Kathleen Dawson MBE

Personal information
- Full name: Kathleen Mary Dawson
- Born: 3 October 1997 (age 28) Kirkcaldy, Fife, Scotland
- Height: 173 cm (5 ft 8 in)
- Weight: 64 kg (141 lb)

Sport
- Sport: Swimming
- Strokes: Backstroke
- Club: Warrington Warriors
- College team: University of Stirling
- Coach: Bradley Hay, Steven Tigg

Medal record
Representing Great Britain
Olympic Games
| Gold medal – first place | 2020 Tokyo | 4×100 m mixed medley |
European Championships (LC)
| Gold medal – first place | 2016 London | 4×100 m medley |
| Gold medal – first place | 2020 Budapest | 100 m backstroke |
| Gold medal – first place | 2020 Budapest | 4×100 m medley |
| Gold medal – first place | 2020 Budapest | 4×100 m mixed medley |
| Silver medal – second place | 2020 Budapest | 50 m backstroke |
| Bronze medal – third place | 2016 London | 100 m backstroke |
| Bronze medal – third place | 2018 Glasgow | 4×100 m medley |
European Junior Championships
| Silver medal – second place | 2013 Poznan | 50 m backstroke |
| Silver medal – second place | 2013 Poznan | 100 m backstroke |

= Kathleen Dawson =

Scottish swimmer (born 1997)

Kathleen Mary Dawson (born 3 October 1997) is a Scottish backstroke swimmer. She won gold at the 2020 Tokyo Olympics in mixed 4 × 100 metre medley relay in a world record time. She is also the European champion at the 2020 Budapest Championships and a former holder of the European record in 100 m backstroke (58.08).

==Career==
Dawson has represented Scotland at the Commonwealth Games since 2014. She represented Great Britain at the 2016 European Aquatics Championships, and won a bronze medal in 100 metre backstroke. She also won a gold in the 4 × 100 metre medley relay.
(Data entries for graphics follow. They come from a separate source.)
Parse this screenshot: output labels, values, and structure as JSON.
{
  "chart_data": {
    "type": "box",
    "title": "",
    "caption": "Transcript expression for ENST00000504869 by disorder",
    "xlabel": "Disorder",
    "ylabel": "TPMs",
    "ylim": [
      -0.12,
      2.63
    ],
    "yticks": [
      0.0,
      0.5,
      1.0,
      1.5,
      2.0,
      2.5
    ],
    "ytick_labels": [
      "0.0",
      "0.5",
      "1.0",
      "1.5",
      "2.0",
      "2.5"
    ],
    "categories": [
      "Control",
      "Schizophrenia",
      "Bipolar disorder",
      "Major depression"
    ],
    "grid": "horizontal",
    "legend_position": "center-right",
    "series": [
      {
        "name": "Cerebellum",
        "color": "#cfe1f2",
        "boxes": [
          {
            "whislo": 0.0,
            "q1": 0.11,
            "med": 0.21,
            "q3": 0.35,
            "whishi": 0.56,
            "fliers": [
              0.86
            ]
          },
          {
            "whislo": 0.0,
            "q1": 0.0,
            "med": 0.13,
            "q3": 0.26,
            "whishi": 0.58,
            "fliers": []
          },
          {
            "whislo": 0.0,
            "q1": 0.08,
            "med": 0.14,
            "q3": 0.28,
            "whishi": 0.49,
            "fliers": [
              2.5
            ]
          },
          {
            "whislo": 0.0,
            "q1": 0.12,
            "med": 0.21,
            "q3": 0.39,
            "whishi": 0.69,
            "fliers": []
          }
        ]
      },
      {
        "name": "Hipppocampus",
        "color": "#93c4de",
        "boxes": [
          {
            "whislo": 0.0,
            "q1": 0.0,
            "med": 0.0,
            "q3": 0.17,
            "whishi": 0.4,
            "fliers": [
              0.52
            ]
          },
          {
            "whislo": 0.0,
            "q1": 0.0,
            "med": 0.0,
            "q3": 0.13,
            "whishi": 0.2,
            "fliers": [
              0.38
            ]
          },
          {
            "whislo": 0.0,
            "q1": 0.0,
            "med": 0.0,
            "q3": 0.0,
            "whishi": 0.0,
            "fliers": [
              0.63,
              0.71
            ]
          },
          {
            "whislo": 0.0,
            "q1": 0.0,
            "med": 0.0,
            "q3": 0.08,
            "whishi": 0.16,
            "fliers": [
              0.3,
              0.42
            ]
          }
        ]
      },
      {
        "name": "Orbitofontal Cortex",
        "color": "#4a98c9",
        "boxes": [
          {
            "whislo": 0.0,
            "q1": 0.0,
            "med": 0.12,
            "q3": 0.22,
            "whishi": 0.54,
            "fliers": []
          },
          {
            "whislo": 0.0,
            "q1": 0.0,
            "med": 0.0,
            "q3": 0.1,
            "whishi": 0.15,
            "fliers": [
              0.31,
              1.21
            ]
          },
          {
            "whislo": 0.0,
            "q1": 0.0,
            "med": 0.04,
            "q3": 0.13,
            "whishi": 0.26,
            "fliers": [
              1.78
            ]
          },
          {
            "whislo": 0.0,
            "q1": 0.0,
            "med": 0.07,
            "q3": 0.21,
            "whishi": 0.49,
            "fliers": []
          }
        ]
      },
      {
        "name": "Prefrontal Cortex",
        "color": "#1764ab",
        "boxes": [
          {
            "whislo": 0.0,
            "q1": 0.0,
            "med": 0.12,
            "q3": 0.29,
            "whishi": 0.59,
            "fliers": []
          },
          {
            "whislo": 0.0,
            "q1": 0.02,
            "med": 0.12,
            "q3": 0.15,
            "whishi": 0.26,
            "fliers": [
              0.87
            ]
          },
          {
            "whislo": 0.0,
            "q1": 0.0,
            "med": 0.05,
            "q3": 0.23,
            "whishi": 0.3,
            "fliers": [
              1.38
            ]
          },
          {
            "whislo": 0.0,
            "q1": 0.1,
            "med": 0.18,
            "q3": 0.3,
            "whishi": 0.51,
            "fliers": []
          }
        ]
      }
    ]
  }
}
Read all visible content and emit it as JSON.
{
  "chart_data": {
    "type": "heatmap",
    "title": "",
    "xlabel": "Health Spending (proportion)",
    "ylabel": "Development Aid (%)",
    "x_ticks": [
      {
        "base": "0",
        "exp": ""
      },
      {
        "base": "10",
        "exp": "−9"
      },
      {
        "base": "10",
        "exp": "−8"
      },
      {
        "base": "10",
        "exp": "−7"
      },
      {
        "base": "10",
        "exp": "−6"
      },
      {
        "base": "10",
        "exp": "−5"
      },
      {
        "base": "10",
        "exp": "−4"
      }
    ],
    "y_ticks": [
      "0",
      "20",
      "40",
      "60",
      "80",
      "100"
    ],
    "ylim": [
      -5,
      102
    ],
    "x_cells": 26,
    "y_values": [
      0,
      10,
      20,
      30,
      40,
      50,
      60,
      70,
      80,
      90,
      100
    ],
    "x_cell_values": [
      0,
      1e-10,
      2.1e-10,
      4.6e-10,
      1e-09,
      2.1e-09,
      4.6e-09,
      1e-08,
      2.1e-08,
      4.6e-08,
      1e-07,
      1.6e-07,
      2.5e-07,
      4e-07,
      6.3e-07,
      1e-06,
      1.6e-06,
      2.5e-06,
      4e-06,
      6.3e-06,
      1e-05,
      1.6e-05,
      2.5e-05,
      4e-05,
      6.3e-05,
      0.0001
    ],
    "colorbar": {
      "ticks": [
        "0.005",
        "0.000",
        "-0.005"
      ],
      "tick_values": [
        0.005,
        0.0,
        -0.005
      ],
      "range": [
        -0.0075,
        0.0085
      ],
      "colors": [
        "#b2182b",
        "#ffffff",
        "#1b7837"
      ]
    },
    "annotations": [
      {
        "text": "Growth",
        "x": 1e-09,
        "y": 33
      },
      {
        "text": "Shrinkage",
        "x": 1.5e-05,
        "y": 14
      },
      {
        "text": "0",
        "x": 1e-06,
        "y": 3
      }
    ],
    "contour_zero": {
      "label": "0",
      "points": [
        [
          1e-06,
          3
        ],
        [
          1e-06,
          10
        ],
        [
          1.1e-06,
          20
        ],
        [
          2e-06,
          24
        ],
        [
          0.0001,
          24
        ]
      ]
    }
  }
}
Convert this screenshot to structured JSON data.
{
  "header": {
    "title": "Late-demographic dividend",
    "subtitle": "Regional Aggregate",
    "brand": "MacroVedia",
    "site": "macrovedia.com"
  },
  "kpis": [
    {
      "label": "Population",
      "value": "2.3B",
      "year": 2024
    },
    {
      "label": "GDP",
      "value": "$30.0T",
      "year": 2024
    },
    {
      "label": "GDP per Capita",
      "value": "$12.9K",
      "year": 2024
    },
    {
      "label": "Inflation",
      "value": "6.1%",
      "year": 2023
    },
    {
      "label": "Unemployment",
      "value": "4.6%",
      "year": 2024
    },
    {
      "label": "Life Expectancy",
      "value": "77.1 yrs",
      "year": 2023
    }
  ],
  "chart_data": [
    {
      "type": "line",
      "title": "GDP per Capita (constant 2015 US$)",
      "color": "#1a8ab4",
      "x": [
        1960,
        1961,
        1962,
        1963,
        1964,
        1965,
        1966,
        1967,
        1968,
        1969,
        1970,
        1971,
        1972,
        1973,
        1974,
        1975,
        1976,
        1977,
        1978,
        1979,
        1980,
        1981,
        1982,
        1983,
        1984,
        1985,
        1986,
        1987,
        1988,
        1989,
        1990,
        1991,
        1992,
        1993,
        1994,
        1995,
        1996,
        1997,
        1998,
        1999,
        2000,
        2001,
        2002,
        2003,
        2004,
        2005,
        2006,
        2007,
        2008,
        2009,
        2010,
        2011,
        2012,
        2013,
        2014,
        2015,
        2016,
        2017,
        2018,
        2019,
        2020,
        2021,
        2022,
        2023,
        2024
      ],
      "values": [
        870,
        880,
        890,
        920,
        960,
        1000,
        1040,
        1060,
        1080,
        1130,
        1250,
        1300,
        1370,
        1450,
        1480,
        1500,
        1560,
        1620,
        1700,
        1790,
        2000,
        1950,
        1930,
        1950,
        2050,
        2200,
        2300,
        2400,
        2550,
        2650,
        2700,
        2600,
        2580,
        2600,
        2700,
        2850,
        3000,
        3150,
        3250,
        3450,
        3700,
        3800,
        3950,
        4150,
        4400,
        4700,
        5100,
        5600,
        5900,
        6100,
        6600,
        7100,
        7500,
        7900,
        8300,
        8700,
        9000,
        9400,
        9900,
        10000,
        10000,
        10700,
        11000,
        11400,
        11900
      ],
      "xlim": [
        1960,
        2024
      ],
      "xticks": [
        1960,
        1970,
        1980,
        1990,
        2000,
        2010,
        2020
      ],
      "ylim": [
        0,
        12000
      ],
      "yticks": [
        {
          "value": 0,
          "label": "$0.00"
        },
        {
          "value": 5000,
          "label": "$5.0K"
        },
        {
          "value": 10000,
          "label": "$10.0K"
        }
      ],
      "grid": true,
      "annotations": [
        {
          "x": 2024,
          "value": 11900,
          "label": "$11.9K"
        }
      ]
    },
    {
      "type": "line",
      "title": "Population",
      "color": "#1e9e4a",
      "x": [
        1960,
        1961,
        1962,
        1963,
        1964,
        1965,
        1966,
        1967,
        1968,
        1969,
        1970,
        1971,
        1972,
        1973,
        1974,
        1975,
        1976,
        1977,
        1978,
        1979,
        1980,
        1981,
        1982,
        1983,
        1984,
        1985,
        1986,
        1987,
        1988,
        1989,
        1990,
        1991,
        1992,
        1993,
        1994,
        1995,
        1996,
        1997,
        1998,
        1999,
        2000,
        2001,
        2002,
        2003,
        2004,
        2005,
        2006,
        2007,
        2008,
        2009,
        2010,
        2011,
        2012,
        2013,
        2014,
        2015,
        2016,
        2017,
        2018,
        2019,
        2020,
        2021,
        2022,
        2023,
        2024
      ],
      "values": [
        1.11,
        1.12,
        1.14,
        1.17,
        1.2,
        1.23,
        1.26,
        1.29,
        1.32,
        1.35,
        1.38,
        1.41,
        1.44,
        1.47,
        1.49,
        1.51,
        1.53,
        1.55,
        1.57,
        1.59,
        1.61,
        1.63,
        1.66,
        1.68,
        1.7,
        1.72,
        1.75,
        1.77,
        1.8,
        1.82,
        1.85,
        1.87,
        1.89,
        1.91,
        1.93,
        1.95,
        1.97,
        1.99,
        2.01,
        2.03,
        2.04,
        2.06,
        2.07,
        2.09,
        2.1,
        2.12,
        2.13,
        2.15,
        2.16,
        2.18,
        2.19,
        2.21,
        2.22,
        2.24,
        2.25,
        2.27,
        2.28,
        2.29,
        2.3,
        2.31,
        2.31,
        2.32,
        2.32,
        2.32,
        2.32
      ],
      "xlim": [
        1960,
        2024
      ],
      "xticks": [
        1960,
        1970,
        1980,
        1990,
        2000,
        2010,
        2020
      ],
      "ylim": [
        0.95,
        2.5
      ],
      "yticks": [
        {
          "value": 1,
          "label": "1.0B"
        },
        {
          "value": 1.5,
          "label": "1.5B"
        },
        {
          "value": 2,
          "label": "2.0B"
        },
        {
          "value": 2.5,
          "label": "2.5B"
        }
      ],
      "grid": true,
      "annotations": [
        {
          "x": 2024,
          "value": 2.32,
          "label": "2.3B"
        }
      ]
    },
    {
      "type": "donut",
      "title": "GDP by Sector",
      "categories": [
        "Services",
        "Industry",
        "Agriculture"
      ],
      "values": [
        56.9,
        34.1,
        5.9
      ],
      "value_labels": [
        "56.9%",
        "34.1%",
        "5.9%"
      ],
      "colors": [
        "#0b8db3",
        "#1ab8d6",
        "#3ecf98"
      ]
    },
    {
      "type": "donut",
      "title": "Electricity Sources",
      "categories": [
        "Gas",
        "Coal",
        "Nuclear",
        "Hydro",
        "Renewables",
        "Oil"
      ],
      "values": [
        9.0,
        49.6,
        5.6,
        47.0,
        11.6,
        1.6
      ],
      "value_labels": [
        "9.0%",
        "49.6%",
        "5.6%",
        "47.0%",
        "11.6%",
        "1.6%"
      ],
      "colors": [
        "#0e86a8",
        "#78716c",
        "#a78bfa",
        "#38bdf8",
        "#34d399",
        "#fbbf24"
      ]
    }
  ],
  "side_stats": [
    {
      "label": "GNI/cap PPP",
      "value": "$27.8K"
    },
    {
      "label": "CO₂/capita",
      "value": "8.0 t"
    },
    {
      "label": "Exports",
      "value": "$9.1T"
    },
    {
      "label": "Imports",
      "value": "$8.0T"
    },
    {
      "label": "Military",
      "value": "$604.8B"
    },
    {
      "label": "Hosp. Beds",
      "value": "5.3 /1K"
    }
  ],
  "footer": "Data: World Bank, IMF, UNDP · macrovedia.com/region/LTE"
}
In May 2021, at the European championships held in Budapest, Dawson won gold in the 100 metres backstroke. As a result of a technical error, she had to swim twice in the final, but won on both occasions. She also won gold in 4x100m medley and mixed medley relay, and silver in 50 m backstroke at the same Championships.

Dawson was named a member of the British team to go to the postponed 2020 Olympics in April 2021. This would be her first Olympics where she would join more experienced Olympians like Aimee Willmott and Molly Renshaw.

At the Tokyo Olympics, Dawson raced in the backstroke lead-off leg of the final of the mixed 4 × 100 metre medley relay, winning gold and setting a world record time of 3 minutes 37.58 seconds together with Adam Peaty, James Guy and Anna Hopkin.

Dawson was announced as an Observatory for Sport in Scotland ambassador, where she helps spotlight the benefits of community sport for all ages and abilities, and she finished 2021 being voted 'Sportswoman of the Year' at the Scottish Women in Sport Awards, held in Glasgow in November, where she pipped fellow nominees Katie Archibald and Laura Muir to the coveted title.

Dawson was appointed Member of the Order of the British Empire (MBE) in the 2022 New Year Honours for services to swimming and women in sport.

After winning the 100 metres backstroke at the 2024 Aquatics GB Swimming Championships, Dawson sealed her place at the 2024 Summer Olympics. At the 2024 Olympic Games in Paris, she participated in the women's 100 metre backstroke competition, where she was eliminated in the heats.